The net result of $406 thousand was not subject to tax as Sealegs has in excess of $20 million in bought forward tax losses, as at 31 March 2009.
Mr McKee Wright commented on the expense reductions and said “whilst it was difficult to govern the company with reduced resources the benefit from responding to the economic environment is evident in our maiden profit. Now that the company has demonstrated profitability and has a reduced expense base we hope to resume some development projects in order to respond to market demand in the commercial sector.”
Total revenue for the period of $11.4 million, was comparable to the $11.5 million recorded last year. Mr McKee Wright said Sealegs revenue performance was well above the overall marine sector’s performance and demonstrated some very good financial indicators.
Firstly the average unit selling price of the boats improved 3% as a result of government sales and new options targeted at the commercial sector.
Secondly and more importantly gross margin grew from $4.347 million to $5.063 million an increase of $716 thousand. As a percentage of sales, gross margins increased from 37% to 42%. The increase is a direct result of greater in-house manufacturing capability and a consolidation of resources. Sealegs could benefit from further margin improvements through bulk purchasing and offshore production. Both are good options and will be investigated over the course of the coming year.”

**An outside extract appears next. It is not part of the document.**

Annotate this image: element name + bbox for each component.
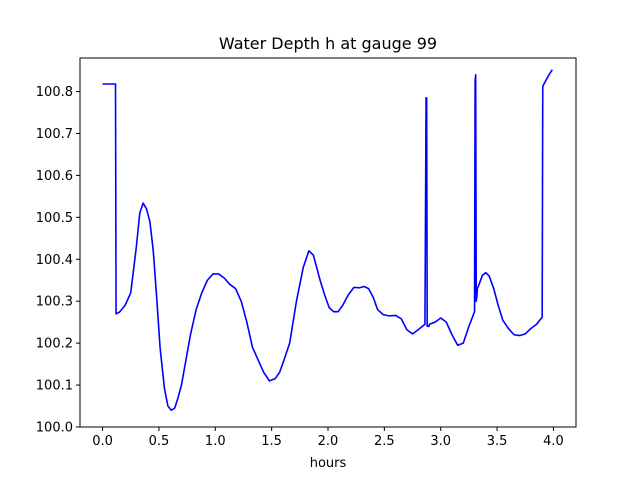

The company generated an operating cash flow for the year of $518K. This represented a 152% increase or an improvement of $1.523 million. At balance date the Sealegs had $2.7 million in cash and $1.1 million in receivables.
In April, Sealegs moved to a single manufacturing site to further enhance production efficiencies.

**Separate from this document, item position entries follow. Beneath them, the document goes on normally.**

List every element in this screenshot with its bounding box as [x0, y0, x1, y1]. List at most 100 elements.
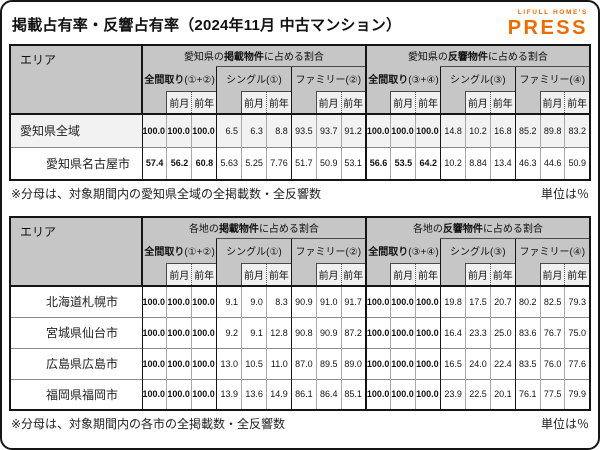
tables-container: エリア 愛知県の掲載物件に占める割合 愛知県の反響物件に占める割合 全間取り(①+②)…	[9, 44, 591, 432]
data-cell: 76.1	[514, 379, 540, 410]
data-cell: 11.0	[265, 348, 292, 379]
data-cell: 100.0	[191, 317, 217, 348]
prev-year-subheader: 前年	[191, 90, 217, 114]
data-cell: 8.8	[265, 114, 292, 147]
area-cell: 福岡県福岡市	[46, 387, 119, 402]
prev-year-subheader: 前年	[564, 90, 590, 114]
table-row: 愛知県名古屋市 57.4 56.2 60.8 5.63 5.25 7.76 51.7 50.9 5…	[10, 147, 590, 180]
data-cell: 91.7	[340, 286, 366, 317]
data-cell: 24.0	[464, 348, 491, 379]
prev-month-subheader: 前月	[539, 262, 565, 286]
prev-year-subheader: 前年	[489, 262, 516, 286]
prev-month-subheader: 前月	[241, 262, 267, 286]
data-cell: 10.5	[241, 348, 267, 379]
data-cell: 100.0	[364, 286, 391, 317]
data-cell: 83.6	[514, 317, 540, 348]
current-month-subheader	[440, 263, 466, 286]
table-row: 愛知県全域 100.0 100.0 100.0 6.5 6.3 8.8 93.5 93.7 91.…	[10, 114, 590, 147]
prev-year-subheader: 前年	[191, 262, 217, 286]
area-column-header: エリア	[10, 45, 143, 114]
data-cell: 91.0	[315, 286, 341, 317]
prev-month-subheader: 前月	[390, 262, 416, 286]
prev-year-subheader: 前年	[415, 262, 441, 286]
data-cell: 90.9	[290, 286, 317, 317]
data-cell: 100.0	[141, 286, 167, 317]
data-cell: 90.8	[290, 317, 317, 348]
data-cell: 50.9	[315, 147, 341, 180]
data-cell: 100.0	[166, 286, 192, 317]
data-cell: 5.63	[216, 147, 242, 180]
logo-text-press: PRESS	[507, 16, 588, 39]
data-cell: 25.0	[489, 317, 516, 348]
data-cell: 9.0	[241, 286, 267, 317]
data-cell: 17.5	[464, 286, 491, 317]
data-cell: 23.3	[464, 317, 491, 348]
response-section-header: 愛知県の反響物件に占める割合	[364, 45, 590, 66]
prev-month-subheader: 前月	[166, 262, 192, 286]
data-cell: 64.2	[415, 147, 441, 180]
share-table-1: エリア 愛知県の掲載物件に占める割合 愛知県の反響物件に占める割合 全間取り(①+②)…	[9, 44, 591, 181]
current-month-subheader	[216, 91, 242, 114]
current-month-subheader	[364, 91, 391, 114]
lifull-homes-press-logo: LIFULL HOME'S PRESS	[508, 10, 588, 38]
data-cell: 9.2	[216, 317, 242, 348]
data-cell: 22.5	[464, 379, 491, 410]
denominator-note: ※分母は、対象期間内の各市の全掲載数・全反響数	[11, 417, 286, 431]
data-cell: 6.3	[241, 114, 267, 147]
data-cell: 20.7	[489, 286, 516, 317]
logo-text-small: LIFULL HOME'S	[517, 9, 588, 17]
data-cell: 22.4	[489, 348, 516, 379]
group-header: シングル(③)	[440, 237, 516, 263]
data-cell: 9.1	[216, 286, 242, 317]
data-cell: 14.9	[265, 379, 292, 410]
data-cell: 100.0	[415, 379, 441, 410]
table-block-2: エリア 各地の掲載物件に占める割合 各地の反響物件に占める割合 全間取り(①+②) シン…	[9, 216, 591, 432]
data-cell: 100.0	[415, 348, 441, 379]
data-cell: 14.8	[440, 114, 466, 147]
prev-month-subheader: 前月	[166, 90, 192, 114]
data-cell: 100.0	[364, 114, 391, 147]
data-cell: 80.2	[514, 286, 540, 317]
group-header: シングル(①)	[216, 237, 292, 263]
data-cell: 89.5	[315, 348, 341, 379]
area-cell: 愛知県名古屋市	[46, 156, 131, 171]
table-footnote: ※分母は、対象期間内の各市の全掲載数・全反響数 単位は％	[9, 411, 591, 432]
share-table-2: エリア 各地の掲載物件に占める割合 各地の反響物件に占める割合 全間取り(①+②) シン…	[9, 216, 591, 411]
data-cell: 16.4	[440, 317, 466, 348]
group-header: ファミリー(④)	[514, 65, 590, 91]
current-month-subheader	[290, 91, 317, 114]
data-cell: 79.9	[564, 379, 590, 410]
current-month-subheader	[440, 91, 466, 114]
data-cell: 76.7	[539, 317, 565, 348]
data-cell: 76.0	[539, 348, 565, 379]
data-cell: 77.5	[539, 379, 565, 410]
data-cell: 93.7	[315, 114, 341, 147]
listing-section-header: 愛知県の掲載物件に占める割合	[142, 45, 366, 66]
data-cell: 100.0	[191, 114, 217, 147]
data-cell: 23.9	[440, 379, 466, 410]
data-cell: 10.2	[440, 147, 466, 180]
data-cell: 56.2	[166, 147, 192, 180]
data-cell: 86.4	[315, 379, 341, 410]
data-cell: 19.8	[440, 286, 466, 317]
data-cell: 100.0	[191, 379, 217, 410]
data-cell: 85.1	[340, 379, 366, 410]
area-cell: 宮城県仙台市	[46, 326, 119, 340]
area-cell: 広島県広島市	[46, 357, 119, 371]
data-cell: 53.5	[390, 147, 416, 180]
table-row: 北海道札幌市 100.0 100.0 100.0 9.1 9.0 8.3 90.9 91.0 91…	[10, 286, 590, 317]
data-cell: 100.0	[166, 317, 192, 348]
data-cell: 89.0	[340, 348, 366, 379]
data-cell: 100.0	[390, 379, 416, 410]
data-cell: 79.3	[564, 286, 590, 317]
current-month-subheader	[364, 263, 391, 286]
current-month-subheader	[141, 263, 167, 286]
data-cell: 100.0	[141, 114, 167, 147]
data-cell: 44.6	[539, 147, 565, 180]
current-month-subheader	[514, 263, 540, 286]
area-column-header: エリア	[10, 217, 143, 286]
data-cell: 8.84	[464, 147, 491, 180]
data-cell: 56.6	[364, 147, 391, 180]
data-cell: 13.9	[216, 379, 242, 410]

Sealegs Corporation Limited
Results for announcement to the market
Reporting Period Year ended 31 March 2010
Previous Reporting Period Year ended 31 March 2009
Amount (000s) Percentage change
Revenue from ordinary activities NZ$ 11,375 (0.02%)
Profit (loss) from ordinary activities after tax attributable to security holder. NZ$ 407 107%
Net profit (loss) attributable to security holders.
NZ$ 407 107%
Interim/Final Dividend Amount per security Imputed amount per security N/A N/A N/A
Record Date N/A
Dividend Payment Date N/A
Comments: This report is based on un-audited financial statements.